Le corbeau noir d’Esilsunigar vint se poser sur un rebord de fenêtre. Le familier invita l’esprit du sorcier. Celui-ci changea de support, flottant invisible du diamant à l’oiseau. Il n’avait pas d’emprise sur son hôte, pas plus qu’il ne pouvait lire ses pensées, mais il voyait et sentait les mêmes choses, comme la caresse de l’air. Ils survolèrent les plaines fertiles de la région côtière, les grandes cités prospères aux murs peints, les beaux châteaux ornés d’oriflammes, les plateaux occidentaux couverts de forêts. Ce furent d’abord des domaines entretenus, aux arbres bien alignés, plantés exprès pour la construction navale et le bois de charpente. Puis une sylve sauvage leur succéda. À partir de ce moment, le corbeau remonta vers le nord. On entra dans la zone des combats, une arène grande comme une région, où les dragons se pourchassaient depuis trois jours, dans les airs comme au sol, sans aucune considération pour la vie alentour. Une chance qu’ils utilisassent rarement leur souffle enflammé.
Le corbeau avait la tâche délicate de s’approcher le Protecteur.
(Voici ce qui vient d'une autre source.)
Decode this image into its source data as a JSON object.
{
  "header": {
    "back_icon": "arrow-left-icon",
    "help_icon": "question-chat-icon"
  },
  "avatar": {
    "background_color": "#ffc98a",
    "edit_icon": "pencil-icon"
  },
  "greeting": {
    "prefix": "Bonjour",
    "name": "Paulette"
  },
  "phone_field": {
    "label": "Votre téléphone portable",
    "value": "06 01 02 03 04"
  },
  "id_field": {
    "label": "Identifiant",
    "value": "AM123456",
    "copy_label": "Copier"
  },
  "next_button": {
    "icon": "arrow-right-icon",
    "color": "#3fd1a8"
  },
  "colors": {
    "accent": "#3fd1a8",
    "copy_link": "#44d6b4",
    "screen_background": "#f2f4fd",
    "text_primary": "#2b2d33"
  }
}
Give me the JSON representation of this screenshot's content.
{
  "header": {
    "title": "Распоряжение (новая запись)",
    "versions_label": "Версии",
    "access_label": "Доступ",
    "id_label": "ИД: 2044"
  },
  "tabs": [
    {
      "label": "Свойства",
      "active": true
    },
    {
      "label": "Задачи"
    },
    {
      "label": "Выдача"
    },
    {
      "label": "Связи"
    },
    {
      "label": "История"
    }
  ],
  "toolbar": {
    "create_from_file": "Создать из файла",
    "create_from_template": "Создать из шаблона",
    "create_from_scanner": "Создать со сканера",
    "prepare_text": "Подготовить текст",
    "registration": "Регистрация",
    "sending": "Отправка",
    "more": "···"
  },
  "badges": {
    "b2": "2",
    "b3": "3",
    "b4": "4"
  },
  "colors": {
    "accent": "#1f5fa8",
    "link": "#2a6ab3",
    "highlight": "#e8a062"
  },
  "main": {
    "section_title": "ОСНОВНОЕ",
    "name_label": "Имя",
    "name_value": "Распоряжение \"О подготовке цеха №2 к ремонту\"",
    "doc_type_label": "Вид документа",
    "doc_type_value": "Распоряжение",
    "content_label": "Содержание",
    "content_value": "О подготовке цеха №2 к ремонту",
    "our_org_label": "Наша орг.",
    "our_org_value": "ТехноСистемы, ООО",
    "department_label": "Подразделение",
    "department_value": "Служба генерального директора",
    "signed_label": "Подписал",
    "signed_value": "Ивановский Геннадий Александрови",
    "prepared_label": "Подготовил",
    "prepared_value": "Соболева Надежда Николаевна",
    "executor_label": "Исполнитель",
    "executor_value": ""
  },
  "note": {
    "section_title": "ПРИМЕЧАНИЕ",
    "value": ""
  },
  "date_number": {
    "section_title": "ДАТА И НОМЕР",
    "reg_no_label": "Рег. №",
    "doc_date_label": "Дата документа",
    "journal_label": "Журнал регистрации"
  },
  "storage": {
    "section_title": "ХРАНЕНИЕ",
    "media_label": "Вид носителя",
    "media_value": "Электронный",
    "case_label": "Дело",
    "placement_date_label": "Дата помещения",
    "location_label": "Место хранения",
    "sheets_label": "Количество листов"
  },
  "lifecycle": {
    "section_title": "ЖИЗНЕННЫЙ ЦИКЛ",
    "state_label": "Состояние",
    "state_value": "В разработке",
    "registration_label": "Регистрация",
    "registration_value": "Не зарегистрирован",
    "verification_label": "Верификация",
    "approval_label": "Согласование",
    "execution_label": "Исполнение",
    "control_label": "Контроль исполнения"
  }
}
Mais comment le reconnaître ? Il sonda les âmes.
Peu s’en fallût qu’un malaise cardiaque abrégeât ses jours, car il eut le malheur de tester d’abord Des Tourments, lequel, en dépits des apparences, était toujours habité d’une terreur fatale. Le familier rompit le contact immédiatement. Il s’éloigna au plus vite et passa les dix minutes suivantes à s’en remettre.
« Je ne sais comment cette Refuse a implanté son lien, mais on peut se réjouir que le dragon ne soit pas devenu une source à son tour », pensa S’Zumbal.
Le corbeau réessaya prudemment. Cette fois il eut plus de chance. La psyché du Protecteur se révéla fort simple.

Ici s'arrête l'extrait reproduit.